The brainchild of Mark Watson - a festival legend at the age of just 29, thanks to his 24-hour shows and solo stand-up – The Hotel is one of the least easily-definable shows on the Fringe. And that’s going some.
Watson, along with the innovative Camden-based production company The Invisible Dot, has commandeered an entire townhouse on Queen Street in the New Town, and with a cast and crew of dozens, turned it into something which is part comedy, part play, and part art installation.
The audience are guests at The Hotel, a once-salubrious B+B (recipient of a Highly Commended Award for Best Integration of TV in Lounge or Games Room in 1991, according to the witty flyer you are handed on your arrival) that has now fallen on hard times – a fate mirrored by its tragic owner, Charlie Rowland.
Ushered from room to room by staff who are either over-eager, disinterested, or foul-mouthed, the guests experience a little more of The Hotel each time they open a door. There’s the Boardroom, where a job interview leads to the candidates brawling out in the street; the ‘Wellness’ Room, where you’ll get fit or else; and – most disturbingly of all – the kitchens, where unstable chefs are kept behind glass for the guests’ safety, and use increasingly unconventional methods to either cook the food, or escape.
The attention to detail in all of this is exquisite.
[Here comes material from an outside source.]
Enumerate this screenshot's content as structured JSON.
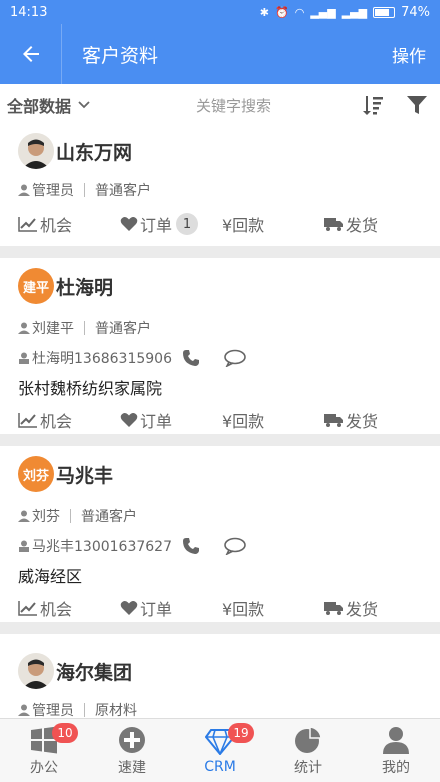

The shabby wallpaper, the woeful attempts at modernisation and the crazed look in the staff members’ eyes all come together to evoke an establishment where even faded charm has faded.
The most impressive example of this comes in Charlie’s room at the top of the house, where empty whisky bottles and takeaway wrappers are strewn across the floor, while letters charting Charlie’s demise cover the walls. Down in the Computer Suite, access to Charlie’s emails gives further, unsettling insight into his troubled mind.
The only issue here is time-management – you get sucked into a certain room (this can easily happen in the Cabaret Bar, where “proper” comics including Pippa Evans and Marcel Lucont perform) only to miss out on something equally great elsewhere. And that’s such a shame, because there is something to delight, disturb or otherwise confuse in every room: in a town where the abnormal is normal, The Hotel still manages to be seductively weird, and utterly unique.